Ołów to metal neurotoksyczny, który może uszkodzić mózg. Jest to szczególnie szkodliwe dla dzieci i przy powtarzających się ekspozycjach gromadzi się w organizmie (zwłaszcza w kościach). Z biegiem lat sprzyja pojawianiu się problemów neurologicznych, chorób serca i bezpłodności, zarówno u mężczyzn, jak iu kobiet.
Szkodliwy efekt występuje nawet przy małych dawkach. Według badania opublikowanego w Lancet Public Health, ryzyko sercowo-naczyniowe wzrasta, gdy poziom ołowiu we krwi jest mniejszy niż 5 mikrogramów na decylitr.
To kwota, którą do niedawna uważano za bezpieczną. Obecnie wiadomo, że nie ma bezpiecznego poziomu ołowiu we krwi, zgodnie z danymi Centrum Kontroli i Zapobiegania Chorobom Stanów Zjednoczonych.
Wyniki te sprawiają, że za wszelką cenę należy unikać narażenia na ołów. Dwie znane przyczyny narażenia to stare rury ołowiowe, które zanieczyszczają wodę użytkową, oraz farby sprzed 1978 r., Które uwalniają ołów do powietrza (gdzie ołów został zmniejszony dzięki zakazowi benzyny ołowiowej i kontroli emisji). przemysłowy).
Ale istnieją inne przyczyny narażenia, które nie są często brane pod uwagę, takie jak szminki , których pozostałości można łatwo połknąć.
Nie ma bezpiecznej dawki ołowiu
Od kilku lat w Internecie krąży alarmująca podróbka o obecności ołowiu w szmince i jej wpływie na zdrowie. Łowcy żartów ujawnili kłamstwa i przesady, ale ci krytycy twierdzą, że ilość ołowiu w szmince jest tak mała, że jest nieszkodliwa.

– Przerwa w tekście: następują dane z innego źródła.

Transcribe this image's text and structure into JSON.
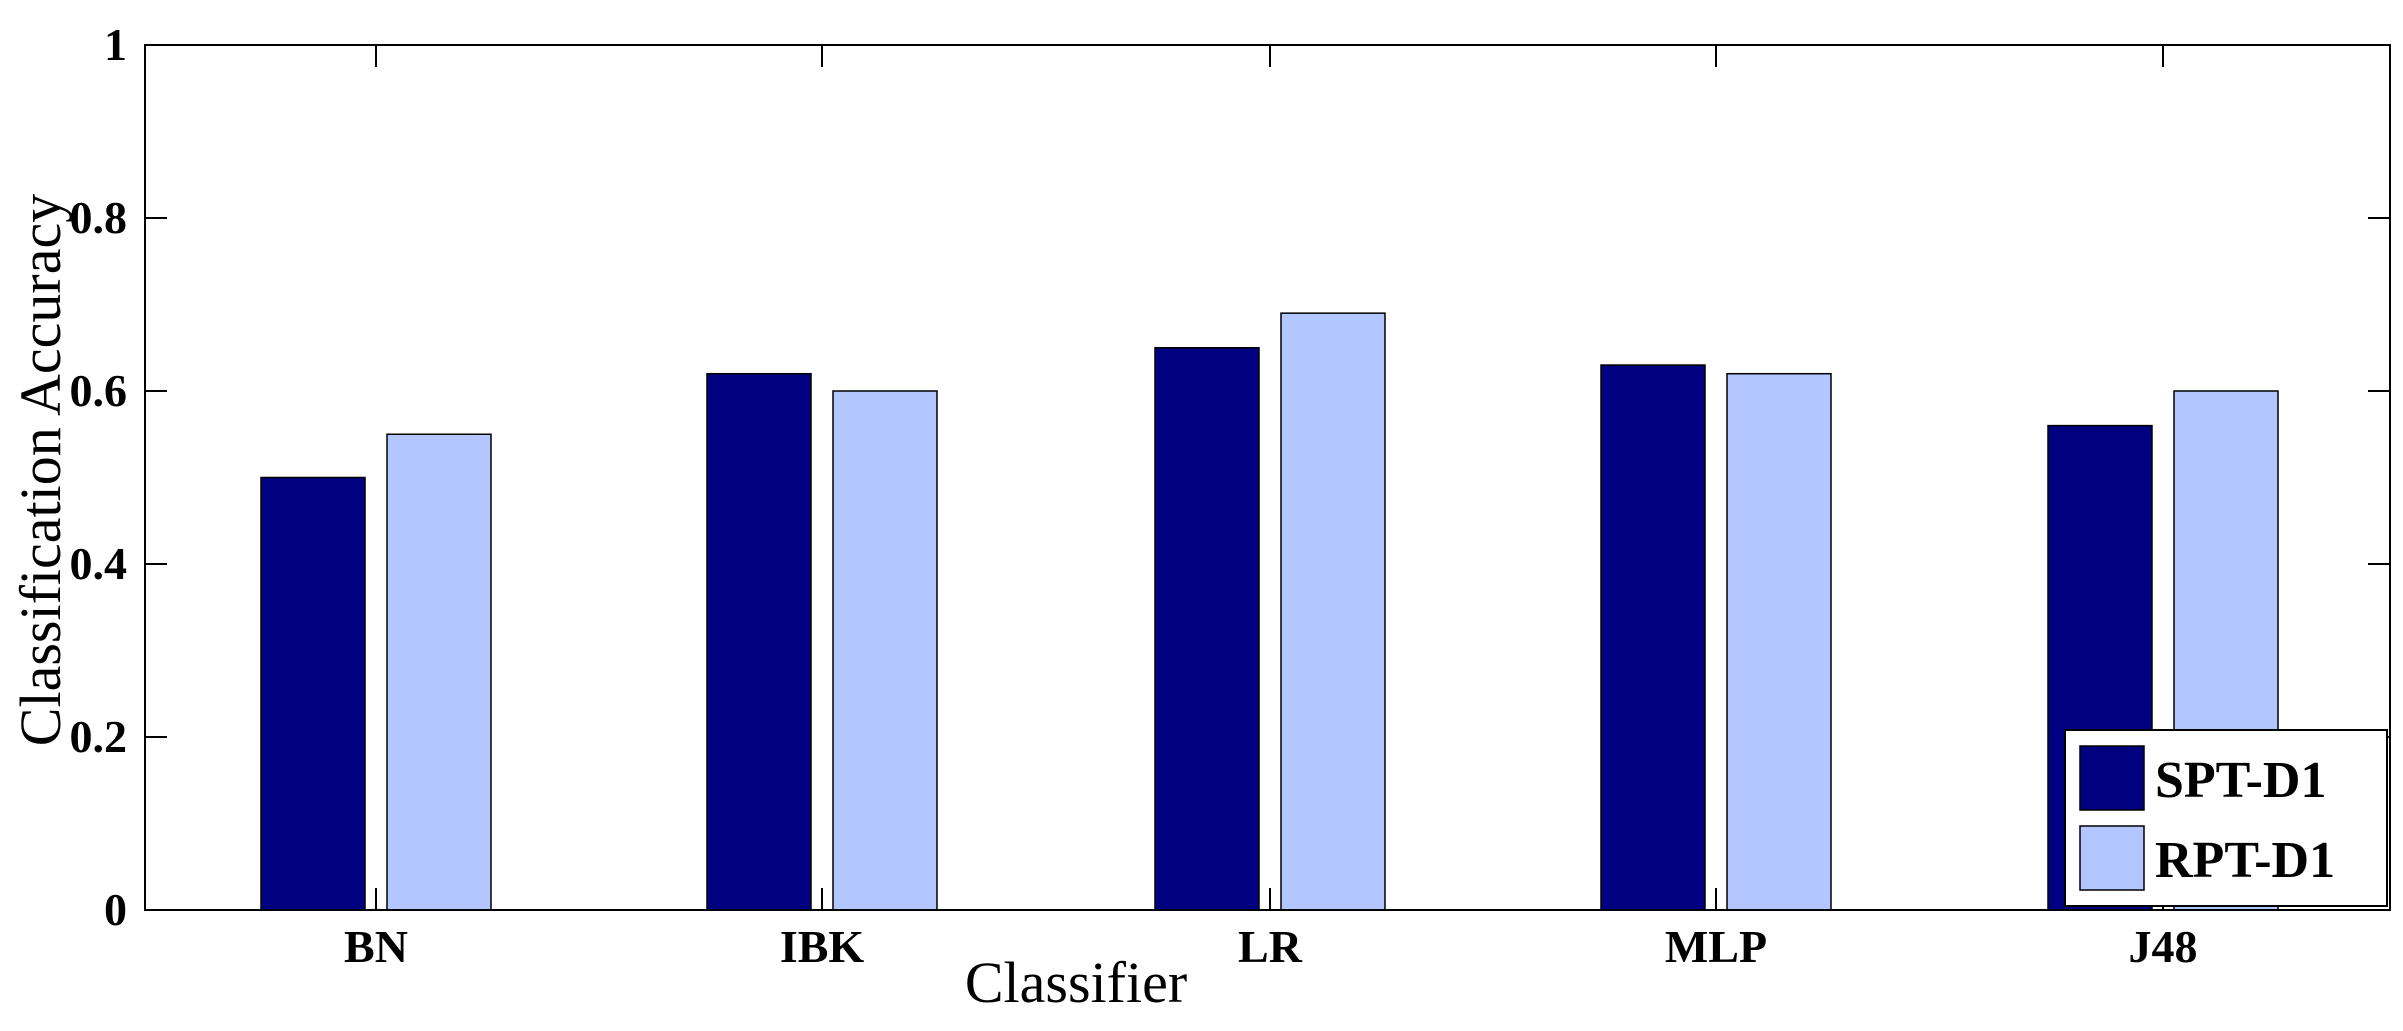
{
  "chart_data": {
    "type": "bar",
    "title": "",
    "xlabel": "Classifier",
    "ylabel": "Classification Accuracy",
    "categories": [
      "BN",
      "IBK",
      "LR",
      "MLP",
      "J48"
    ],
    "series": [
      {
        "name": "SPT-D1",
        "color": "#000080",
        "values": [
          0.5,
          0.62,
          0.65,
          0.63,
          0.56
        ]
      },
      {
        "name": "RPT-D1",
        "color": "#b3c6ff",
        "values": [
          0.55,
          0.6,
          0.69,
          0.62,
          0.6
        ]
      }
    ],
    "ylim": [
      0,
      1
    ],
    "yticks": [
      {
        "value": 0,
        "label": "0"
      },
      {
        "value": 0.2,
        "label": "0.2"
      },
      {
        "value": 0.4,
        "label": "0.4"
      },
      {
        "value": 0.6,
        "label": "0.6"
      },
      {
        "value": 0.8,
        "label": "0.8"
      },
      {
        "value": 1,
        "label": "1"
      }
    ],
    "grid": false,
    "legend_position": "bottom-right"
  }
}
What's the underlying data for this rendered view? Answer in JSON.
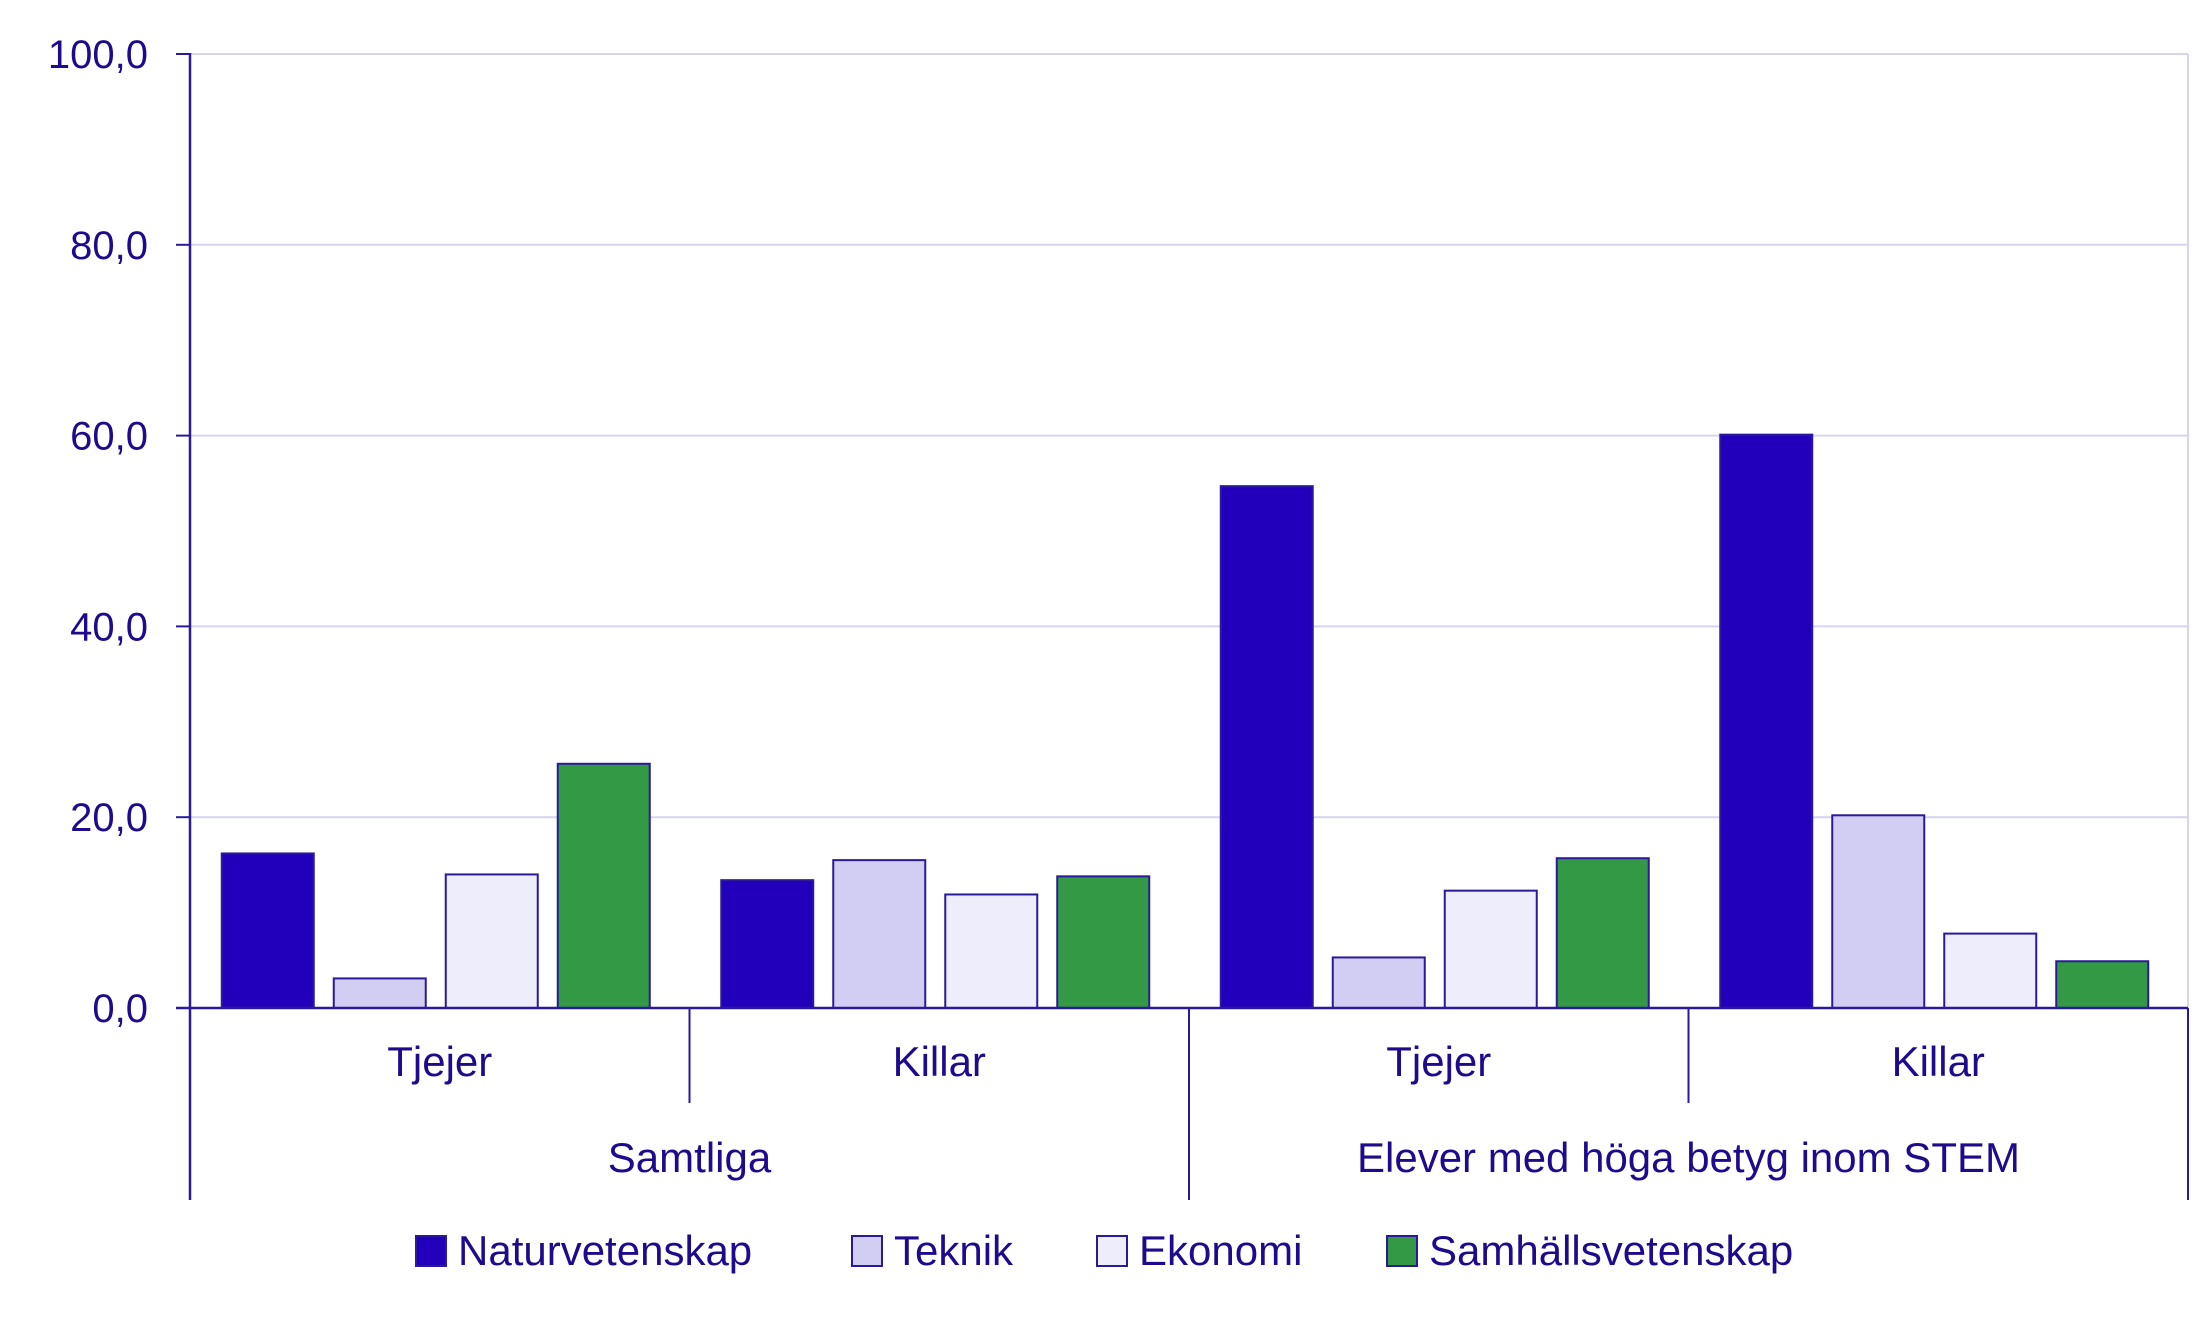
{
  "chart_data": {
    "type": "bar",
    "title": "",
    "xlabel": "",
    "ylabel": "",
    "ylim": [
      0,
      100
    ],
    "y_ticks": [
      "0,0",
      "20,0",
      "40,0",
      "60,0",
      "80,0",
      "100,0"
    ],
    "y_tick_values": [
      0,
      20,
      40,
      60,
      80,
      100
    ],
    "grid": true,
    "legend_position": "bottom",
    "groups": [
      {
        "label": "Samtliga",
        "categories": [
          "Tjejer",
          "Killar"
        ]
      },
      {
        "label": "Elever med höga betyg inom STEM",
        "categories": [
          "Tjejer",
          "Killar"
        ]
      }
    ],
    "categories": [
      "Tjejer",
      "Killar",
      "Tjejer",
      "Killar"
    ],
    "series": [
      {
        "name": "Naturvetenskap",
        "color": "#2200bb",
        "values": [
          16.2,
          13.4,
          54.7,
          60.1
        ]
      },
      {
        "name": "Teknik",
        "color": "#d2cdf2",
        "values": [
          3.1,
          15.5,
          5.3,
          20.2
        ]
      },
      {
        "name": "Ekonomi",
        "color": "#eeedfb",
        "values": [
          14.0,
          11.9,
          12.3,
          7.8
        ]
      },
      {
        "name": "Samhällsvetenskap",
        "color": "#339944",
        "values": [
          25.6,
          13.8,
          15.7,
          4.9
        ]
      }
    ],
    "axis_color": "#2a1a9a",
    "grid_color": "#d6d4f0",
    "text_color": "#1e0a8c"
  }
}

To też nie jest prawdą. Mówi o tym ktoś taki jak Julie Corliss, redaktor naczelna Harvard Health Letter, publikacji Harvard University.
Corliss przypomina, że „nie ma bezpiecznej ilości ołowiu” do spożycia i zaleca poszukiwanie certyfikowanych marek szminek bezołowiowych. Nie jest to łatwe, ponieważ dochodzenie przeprowadzone w 2010 roku przez rząd Stanów Zjednoczonych wykazało obecność ołowiu w 400 szminkach, w tym znanych marek.
75% przeanalizowanych pomadek
Inne badanie, przeprowadzone w 2013 roku i opublikowane w czasopiśmie Environmental Health Perspectives, wykazało obecność ołowiu w 75% testowanych szminek . Towarzyszyły jej również inne toksyczne metale, takie jak aluminium, kadm i chrom.
Ołów nie jest autoryzowanym składnikiem kosmetyków, ale występuje w jego składzie w wyniku zanieczyszczenia tlenkami metali, które są używane jako pigmenty. Pigmenty te można oczyścić z ołowiu, ale jest to kosztowny proces, na który nie wszyscy producenci są skłonni pozwolić.